I physically felt fantastic, my breathing was superb, there were no withdrawal symptoms, and I couldn’t wait to get my day going because I had so many things planned.
The biggest thing I had planned was going to the gym after a very long hiatus.
In all honesty, before today, I hadn’t gone to the gym all year long.
You see, when I was a smoker, all I wanted to do was smoke and be lazy, and watch TV all night, or sit in front of my computer.
There was no activity in my life.
There were no runs in the park, lifting weights, going to the gym, or anything of that nature.
As a smoker, I was too concentrated on scenarios in which I could smoke freely.
It’s partly a mindset issue.
When I was a smoker, I felt lazy. I didn’t have any mental energy to want to go do anything.
I felt I didn’t belong at the gym. I felt that if I did go, I would just leave right away (or soon after) because I wanted a cigarette. That’s how bad it was.

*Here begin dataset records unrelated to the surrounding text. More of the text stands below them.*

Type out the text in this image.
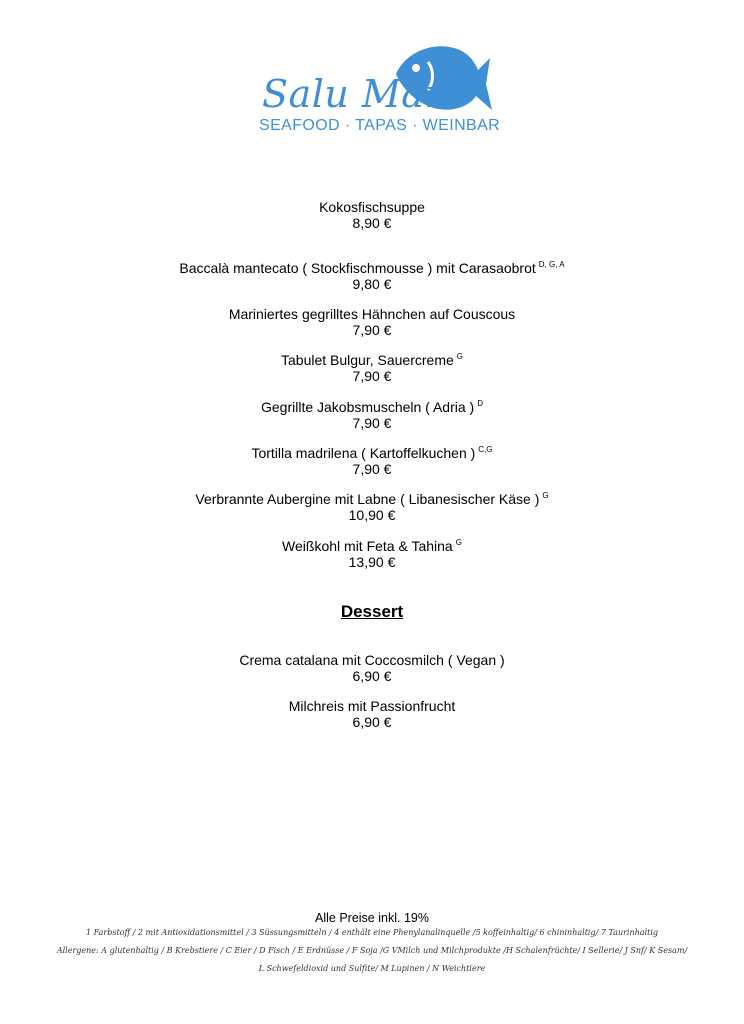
Salu Mare
SEAFOOD · TAPAS · WEINBAR
Kokosfischsuppe
8,90 €
Baccalà mantecato ( Stockfischmousse ) mit Carasaobrot $^{D, G, A}$
9,80 €
Mariniertes gegrilltes Hähnchen auf Couscous
7,90 €
Tabulet Bulgur, Sauercreme $^G$
7,90 €
Gegrillte Jakobsmuscheln ( Adria ) $^D$
7,90 €
Tortilla madrilena ( Kartoffelkuchen ) $^{C,G}$
7,90 €
Verbrannte Aubergine mit Labne ( Libanesischer Käse ) $^G$
10,90 €
Weißkohl mit Feta & Tahina $^G$
13,90 €
Dessert
Crema catalana mit Coccosmilch ( Vegan )
6,90 €
Milchreis mit Passionfrucht
6,90 €
Alle Preise inkl. 19%
1 Farbstoff / 2 mit Antioxidationsmittel / 3 Süssungsmitteln / 4 enthält eine Phenylanalinquelle /5 koffeinhaltig/ 6 chininhaltig/ 7 Taurinhaltig
Allergene: A glutenhaltig / B Krebstiere / C Eier / D Fisch / E Erdnüsse / F Soja /G VMilch und Milchprodukte /H Schalenfrüchte/ I Sellerie/ J Snf/ K Sesam/
L Schwefeldioxid und Sulfite/ M Lupinen / N Weichtiere
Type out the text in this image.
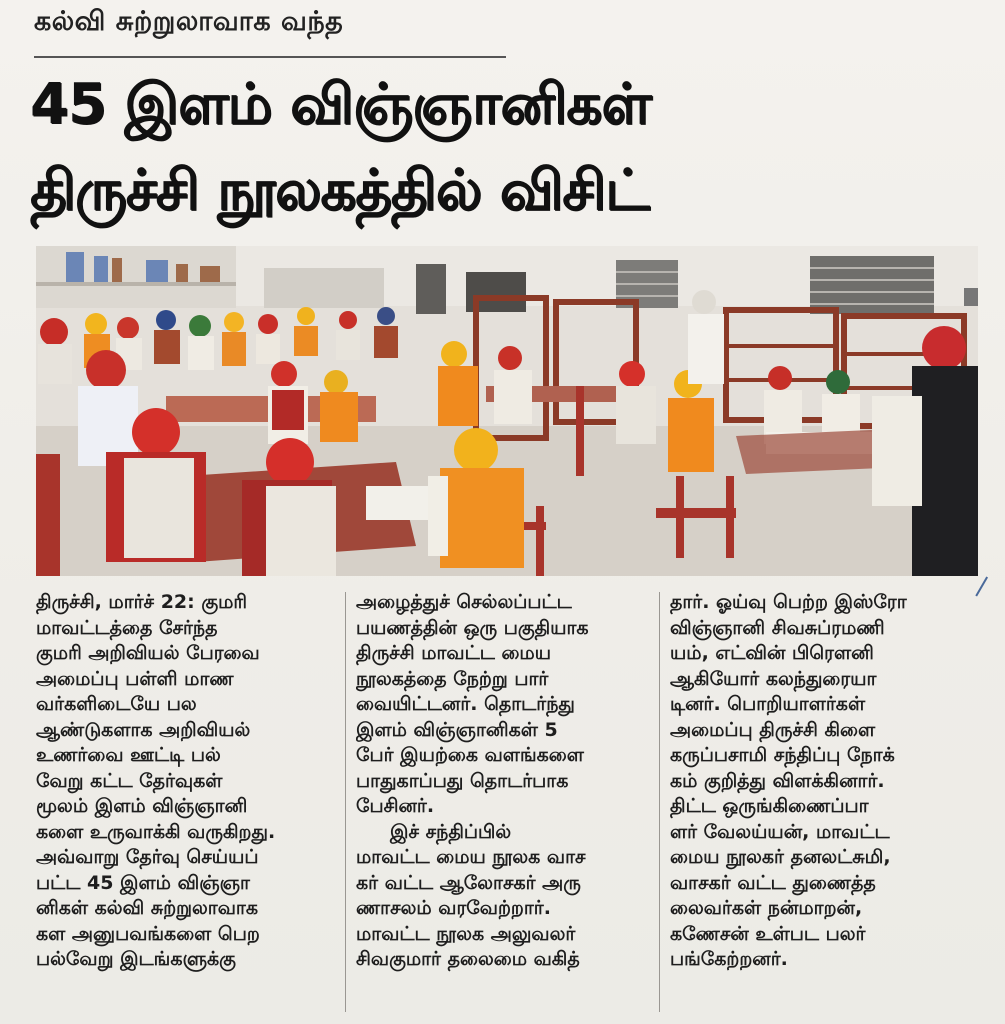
கல்வி சுற்றுலாவாக வந்த
45 இளம் விஞ்ஞானிகள்
திருச்சி நூலகத்தில் விசிட்
திருச்சி, மார்ச் 22: குமரி
மாவட்டத்தை சேர்ந்த
குமரி அறிவியல் பேரவை
அமைப்பு பள்ளி மாண
வர்களிடையே பல
ஆண்டுகளாக அறிவியல்
உணர்வை ஊட்டி பல்
வேறு கட்ட தேர்வுகள்
மூலம் இளம் விஞ்ஞானி
களை உருவாக்கி வருகிறது.
அவ்வாறு தேர்வு செய்யப்
பட்ட 45 இளம் விஞ்ஞா
னிகள் கல்வி சுற்றுலாவாக
கள அனுபவங்களை பெற
பல்வேறு இடங்களுக்கு
அழைத்துச் செல்லப்பட்ட
பயணத்தின் ஒரு பகுதியாக
திருச்சி மாவட்ட மைய
நூலகத்தை நேற்று பார்
வையிட்டனர். தொடர்ந்து
இளம் விஞ்ஞானிகள் 5
பேர் இயற்கை வளங்களை
பாதுகாப்பது தொடர்பாக
பேசினர்.
இச் சந்திப்பில்
மாவட்ட மைய நூலக வாச
கர் வட்ட ஆலோசகர் அரு
ணாசலம் வரவேற்றார்.
மாவட்ட நூலக அலுவலர்
சிவகுமார் தலைமை வகித்
தார். ஓய்வு பெற்ற இஸ்ரோ
விஞ்ஞானி சிவசுப்ரமணி
யம், எட்வின் பிரௌனி
ஆகியோர் கலந்துரையா
டினர். பொறியாளர்கள்
அமைப்பு திருச்சி கிளை
கருப்பசாமி சந்திப்பு நோக்
கம் குறித்து விளக்கினார்.
திட்ட ஒருங்கிணைப்பா
ளர் வேலய்யன், மாவட்ட
மைய நூலகர் தனலட்சுமி,
வாசகர் வட்ட துணைத்த
லைவர்கள் நன்மாறன்,
கணேசன் உள்பட பலர்
பங்கேற்றனர்.
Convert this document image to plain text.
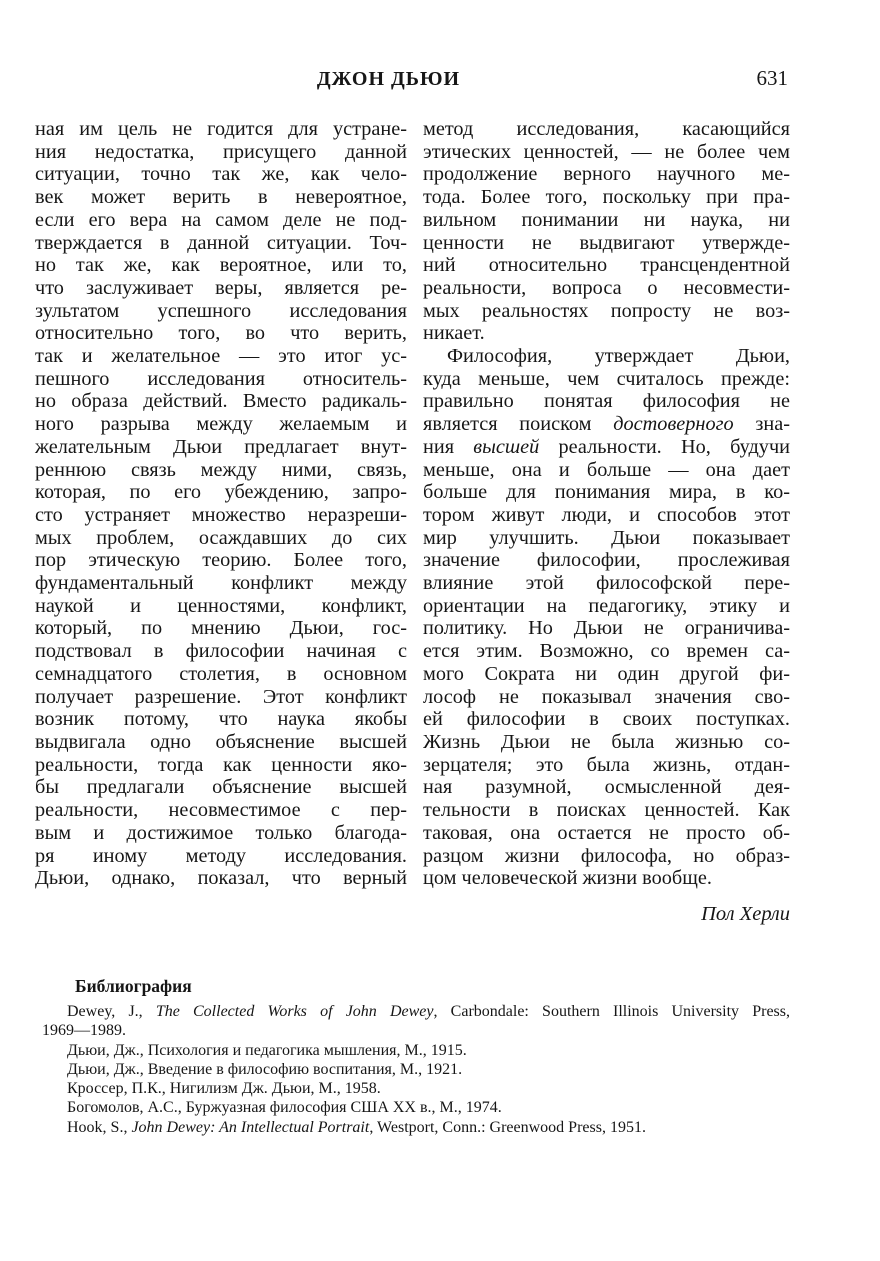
ДЖОН ДЬЮИ	631
ная им цель не годится для устране-
ния недостатка, присущего данной
ситуации, точно так же, как чело-
век может верить в невероятное,
если его вера на самом деле не под-
тверждается в данной ситуации. Точ-
но так же, как вероятное, или то,
что заслуживает веры, является ре-
зультатом успешного исследования
относительно того, во что верить,
так и желательное — это итог ус-
пешного исследования относитель-
но образа действий. Вместо радикаль-
ного разрыва между желаемым и
желательным Дьюи предлагает внут-
реннюю связь между ними, связь,
которая, по его убеждению, запро-
сто устраняет множество неразреши-
мых проблем, осаждавших до сих
пор этическую теорию. Более того,
фундаментальный конфликт между
наукой и ценностями, конфликт,
который, по мнению Дьюи, гос-
подствовал в философии начиная с
семнадцатого столетия, в основном
получает разрешение. Этот конфликт
возник потому, что наука якобы
выдвигала одно объяснение высшей
реальности, тогда как ценности яко-
бы предлагали объяснение высшей
реальности, несовместимое с пер-
вым и достижимое только благода-
ря иному методу исследования.
Дьюи, однако, показал, что верный
метод исследования, касающийся
этических ценностей, — не более чем
продолжение верного научного ме-
тода. Более того, поскольку при пра-
вильном понимании ни наука, ни
ценности не выдвигают утвержде-
ний относительно трансцендентной
реальности, вопроса о несовмести-
мых реальностях попросту не воз-
никает.
Философия, утверждает Дьюи,
куда меньше, чем считалось прежде:
правильно понятая философия не
является поиском достоверного зна-
ния высшей реальности. Но, будучи
меньше, она и больше — она дает
больше для понимания мира, в ко-
тором живут люди, и способов этот
мир улучшить. Дьюи показывает
значение философии, прослеживая
влияние этой философской пере-
ориентации на педагогику, этику и
политику. Но Дьюи не ограничива-
ется этим. Возможно, со времен са-
мого Сократа ни один другой фи-
лософ не показывал значения сво-
ей философии в своих поступках.
Жизнь Дьюи не была жизнью со-
зерцателя; это была жизнь, отдан-
ная разумной, осмысленной дея-
тельности в поисках ценностей. Как
таковая, она остается не просто об-
разцом жизни философа, но образ-
цом человеческой жизни вообще.
Пол Херли
Библиография
Dewey, J., The Collected Works of John Dewey, Carbondale: Southern Illinois University Press,
1969—1989.
Дьюи, Дж., Психология и педагогика мышления, М., 1915.
Дьюи, Дж., Введение в философию воспитания, М., 1921.
Кроссер, П.К., Нигилизм Дж. Дьюи, М., 1958.
Богомолов, А.С., Буржуазная философия США XX в., М., 1974.
Hook, S., John Dewey: An Intellectual Portrait, Westport, Conn.: Greenwood Press, 1951.
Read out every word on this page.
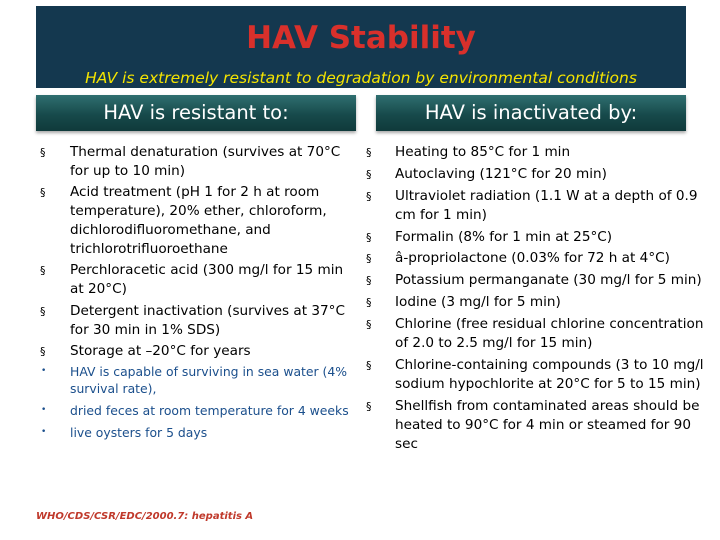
HAV Stability
HAV is extremely resistant to degradation by environmental conditions
HAV is resistant to:	HAV is inactivated by:
§ Thermal denaturation (survives at 70°C for up to 10 min)
§ Acid treatment (pH 1 for 2 h at room temperature), 20% ether, chloroform, dichlorodifluoromethane, and trichlorotrifluoroethane
§ Perchloracetic acid (300 mg/l for 15 min at 20°C)
§ Detergent inactivation (survives at 37°C for 30 min in 1% SDS)
§ Storage at –20°C for years
• HAV is capable of surviving in sea water (4% survival rate),
• dried feces at room temperature for 4 weeks
• live oysters for 5 days
§ Heating to 85°C for 1 min
§ Autoclaving (121°C for 20 min)
§ Ultraviolet radiation (1.1 W at a depth of 0.9 cm for 1 min)
§ Formalin (8% for 1 min at 25°C)
§ â-propriolactone (0.03% for 72 h at 4°C)
§ Potassium permanganate (30 mg/l for 5 min)
§ Iodine (3 mg/l for 5 min)
§ Chlorine (free residual chlorine concentration of 2.0 to 2.5 mg/l for 15 min)
§ Chlorine-containing compounds (3 to 10 mg/l sodium hypochlorite at 20°C for 5 to 15 min)
§ Shellfish from contaminated areas should be heated to 90°C for 4 min or steamed for 90 sec
WHO/CDS/CSR/EDC/2000.7: hepatitis A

I told them I couldn’t, because I’ll convince myself not to go when the time was right.
And even if I did go, I’d leave right away, or be lazy and not do very much while I was there. It was rather pointless.
As soon as I started going again and stepped inside the doors, I knew I was at home.
The gym has always been my 2nd home (when I did go).
I missed that feeling, and it was so refreshing to feel that again.
I totally recommend the gym to anyone.
I ran for 15 minutes on the treadmill, which was nice because I LOVE running! I love just zoning out and thinking about life.
But here is where it gets tricky.
After the 15 minutes were over, I got a little wheezy. I went downstairs to stretch out, and do some other exercises, and the wheezing continued.
It became so bad, I left after 45 minutes, which isn’t bad for a first workout, but that’s beside the point.
By the time I got home, my stomach was distended again (just like last week), and I could barely breathe.
I’ve pretty much concluded that I have asthma, because I did some research, and the symptoms are the same.
It had gone away the last couple of days (but not entirely), but now it’s back 100%, and possibly worse than before.
I went and tried to go buy an asthma inhaler from the store, and the clerk said that they are no longer on the market, and that you need a prescription to get one.
That is so absurd!
How am I supposed to get better and breathe? It’s 11:30 at night, what am I supposed to do? Go to the emergency room?
It makes me very angry.
Here I am sitting here miserable, and I can’t do anything about it, and it’s all because of smoking. You know how much that upsets me?
I could kill cigarettes.
They have destroyed my life, and I will NEVER smoke a cigarette ever again.
All that coughing really hurts!
As far as withdrawal goes, there is none. I had some moments earlier in the day when I was feeling great, but ever since the gym, I’ve had none.
That’s because I can’t breathe, so I can’t crave cigarettes at the same time, as my body is too concentrated on coughing out my lungs right now.
I almost wish I DID feel withdrawal, because that means I wouldn’t be feeling this horrid asthma attack and not being able to breathe.
It’s the worst feeling in the world.
Hopefully I can get some sleep tonight, because I have a big work day tomorrow, and I need all the rest I can get.